Sebuah Puisi: Tentang Nama Yang Dipatok Di Kuburan Kota
Ditulis & Disuarakan oleh Ardi Kamal Karima
Puisi Ardi Kamal Karima mengkritik materialisme dan ketimpangan sosial dalam kehidupan perkotaan melalui metafora tajam, menggambarkan kehidupan sebagai "pasar" transaksional di mana kepedulian direduksi menjadi "gemerisik lembaran di dompet". Narator sebagai "kuli" yang miskin diejek oleh elit—disimbolkan seperti "anjing menggonggong bayangannya sendiri"—menyingkap absurditas hierarki sosial: elit mengejar hal semu, sementara kelas pekerja terjebak dalam kemiskinan.
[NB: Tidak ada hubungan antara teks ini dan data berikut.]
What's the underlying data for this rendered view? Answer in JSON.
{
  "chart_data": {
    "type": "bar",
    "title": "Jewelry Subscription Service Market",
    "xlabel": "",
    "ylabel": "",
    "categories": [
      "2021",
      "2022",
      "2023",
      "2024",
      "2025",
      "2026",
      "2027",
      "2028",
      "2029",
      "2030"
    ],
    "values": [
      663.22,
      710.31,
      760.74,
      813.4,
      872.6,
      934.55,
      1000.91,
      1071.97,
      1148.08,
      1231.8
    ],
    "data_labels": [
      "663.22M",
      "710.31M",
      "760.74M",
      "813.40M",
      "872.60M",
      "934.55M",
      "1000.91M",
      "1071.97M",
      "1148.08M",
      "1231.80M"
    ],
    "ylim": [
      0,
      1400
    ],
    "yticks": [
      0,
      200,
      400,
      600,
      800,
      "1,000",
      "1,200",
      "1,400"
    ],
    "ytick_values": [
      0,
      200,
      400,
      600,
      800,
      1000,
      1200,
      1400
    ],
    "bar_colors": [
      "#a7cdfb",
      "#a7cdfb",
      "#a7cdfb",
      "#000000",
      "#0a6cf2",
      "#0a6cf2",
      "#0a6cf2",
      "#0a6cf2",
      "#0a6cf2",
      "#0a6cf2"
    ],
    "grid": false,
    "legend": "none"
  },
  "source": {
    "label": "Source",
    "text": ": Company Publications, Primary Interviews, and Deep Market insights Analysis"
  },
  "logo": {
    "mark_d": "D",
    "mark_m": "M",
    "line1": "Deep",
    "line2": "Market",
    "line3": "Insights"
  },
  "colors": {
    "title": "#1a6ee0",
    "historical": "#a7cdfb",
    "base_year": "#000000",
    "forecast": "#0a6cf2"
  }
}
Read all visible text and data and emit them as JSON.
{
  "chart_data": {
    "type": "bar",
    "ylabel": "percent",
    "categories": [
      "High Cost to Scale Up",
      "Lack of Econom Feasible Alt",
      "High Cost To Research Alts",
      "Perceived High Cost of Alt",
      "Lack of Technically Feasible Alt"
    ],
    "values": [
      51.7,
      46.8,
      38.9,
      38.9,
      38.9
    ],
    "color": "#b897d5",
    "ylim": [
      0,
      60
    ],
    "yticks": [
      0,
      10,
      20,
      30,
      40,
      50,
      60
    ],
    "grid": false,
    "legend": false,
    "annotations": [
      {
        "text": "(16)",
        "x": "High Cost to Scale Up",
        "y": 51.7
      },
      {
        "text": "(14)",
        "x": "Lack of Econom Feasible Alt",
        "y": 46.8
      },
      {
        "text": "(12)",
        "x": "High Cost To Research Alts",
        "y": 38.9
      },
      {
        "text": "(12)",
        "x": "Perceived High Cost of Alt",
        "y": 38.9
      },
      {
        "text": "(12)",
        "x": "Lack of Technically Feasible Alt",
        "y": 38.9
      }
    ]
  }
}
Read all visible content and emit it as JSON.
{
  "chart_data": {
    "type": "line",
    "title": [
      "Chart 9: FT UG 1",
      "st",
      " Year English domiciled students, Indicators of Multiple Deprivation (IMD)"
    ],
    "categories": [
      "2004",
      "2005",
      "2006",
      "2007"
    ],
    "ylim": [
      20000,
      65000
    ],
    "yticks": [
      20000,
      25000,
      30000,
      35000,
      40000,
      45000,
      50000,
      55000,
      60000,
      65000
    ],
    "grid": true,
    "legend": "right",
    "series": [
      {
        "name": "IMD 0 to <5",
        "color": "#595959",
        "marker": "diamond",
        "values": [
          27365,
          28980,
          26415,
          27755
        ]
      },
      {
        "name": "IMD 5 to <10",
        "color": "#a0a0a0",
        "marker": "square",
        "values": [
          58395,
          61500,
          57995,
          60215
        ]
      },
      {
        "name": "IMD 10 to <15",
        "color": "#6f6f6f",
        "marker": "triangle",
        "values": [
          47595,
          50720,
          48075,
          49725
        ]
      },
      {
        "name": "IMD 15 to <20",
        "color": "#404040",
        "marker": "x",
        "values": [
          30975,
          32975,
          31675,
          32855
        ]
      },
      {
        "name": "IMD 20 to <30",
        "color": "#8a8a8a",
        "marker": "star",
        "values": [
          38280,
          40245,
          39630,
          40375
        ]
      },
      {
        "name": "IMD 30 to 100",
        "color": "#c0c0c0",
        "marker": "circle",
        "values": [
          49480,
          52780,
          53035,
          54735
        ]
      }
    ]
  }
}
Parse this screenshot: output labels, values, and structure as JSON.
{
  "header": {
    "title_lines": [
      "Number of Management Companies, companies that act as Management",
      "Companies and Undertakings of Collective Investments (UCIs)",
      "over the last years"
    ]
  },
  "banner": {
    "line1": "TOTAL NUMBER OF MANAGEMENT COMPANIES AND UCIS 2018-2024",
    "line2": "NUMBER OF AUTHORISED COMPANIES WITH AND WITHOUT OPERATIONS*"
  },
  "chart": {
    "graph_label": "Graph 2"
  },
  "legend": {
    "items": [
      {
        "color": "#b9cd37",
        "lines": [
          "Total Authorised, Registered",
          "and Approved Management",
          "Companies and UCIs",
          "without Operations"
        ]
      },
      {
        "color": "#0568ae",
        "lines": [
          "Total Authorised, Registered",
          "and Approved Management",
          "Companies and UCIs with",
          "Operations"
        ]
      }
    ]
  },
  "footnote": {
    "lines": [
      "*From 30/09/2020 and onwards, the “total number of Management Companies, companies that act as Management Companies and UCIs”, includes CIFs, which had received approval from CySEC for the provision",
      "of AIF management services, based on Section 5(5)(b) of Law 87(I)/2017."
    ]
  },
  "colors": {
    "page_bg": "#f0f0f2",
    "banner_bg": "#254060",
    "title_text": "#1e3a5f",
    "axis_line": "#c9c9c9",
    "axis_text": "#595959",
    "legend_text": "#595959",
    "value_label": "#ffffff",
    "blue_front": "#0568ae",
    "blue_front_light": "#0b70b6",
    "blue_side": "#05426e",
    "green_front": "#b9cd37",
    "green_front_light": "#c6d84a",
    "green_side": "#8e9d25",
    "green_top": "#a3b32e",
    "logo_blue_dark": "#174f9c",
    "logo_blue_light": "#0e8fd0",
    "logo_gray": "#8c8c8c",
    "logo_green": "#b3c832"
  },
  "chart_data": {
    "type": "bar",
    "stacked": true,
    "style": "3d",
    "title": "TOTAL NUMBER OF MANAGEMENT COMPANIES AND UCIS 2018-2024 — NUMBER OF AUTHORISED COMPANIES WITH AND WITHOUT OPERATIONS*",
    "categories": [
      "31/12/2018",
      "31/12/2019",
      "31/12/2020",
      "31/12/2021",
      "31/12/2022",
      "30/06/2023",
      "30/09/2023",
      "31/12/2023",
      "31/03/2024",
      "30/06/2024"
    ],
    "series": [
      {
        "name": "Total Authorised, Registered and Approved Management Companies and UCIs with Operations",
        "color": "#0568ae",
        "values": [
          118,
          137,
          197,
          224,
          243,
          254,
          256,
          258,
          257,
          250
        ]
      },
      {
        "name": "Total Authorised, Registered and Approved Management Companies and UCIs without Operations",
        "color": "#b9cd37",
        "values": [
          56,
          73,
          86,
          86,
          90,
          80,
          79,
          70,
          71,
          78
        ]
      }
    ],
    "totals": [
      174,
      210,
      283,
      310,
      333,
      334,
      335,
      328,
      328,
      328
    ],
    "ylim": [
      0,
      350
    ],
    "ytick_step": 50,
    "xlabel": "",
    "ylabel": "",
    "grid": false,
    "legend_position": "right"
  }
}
Puisi ini juga menyoroti tergerusnya nilai keluarga oleh kapitalisme, lewat ironi nasihat ayah, "Jangan menangis di depan emas", yang berubah muram saat "emas" menjadi pagar nisan ibu—simbol materi yang mengubur humanisme. Spiritualitas yang tergerus industrialisasi tercermin dari doa yang "menguap jadi asap cerobong pabrik", sementara langit "berdasi" menegaskan alam yang tunduk pada struktur kota artifisial. Melalui simbol karung berlubang, debu di kuku, dan kemewahan di kuburan, puisi ini memprotes dehumanisasi yang mereduksi manusia menjadi sekadar nama di tengah kepalsuan sistem bermaterial. Dengan diksi puitis nan pedih, Karima mengajak pembaca merenungi makna hidup autentik di tengah dunia yang kian mekanistik.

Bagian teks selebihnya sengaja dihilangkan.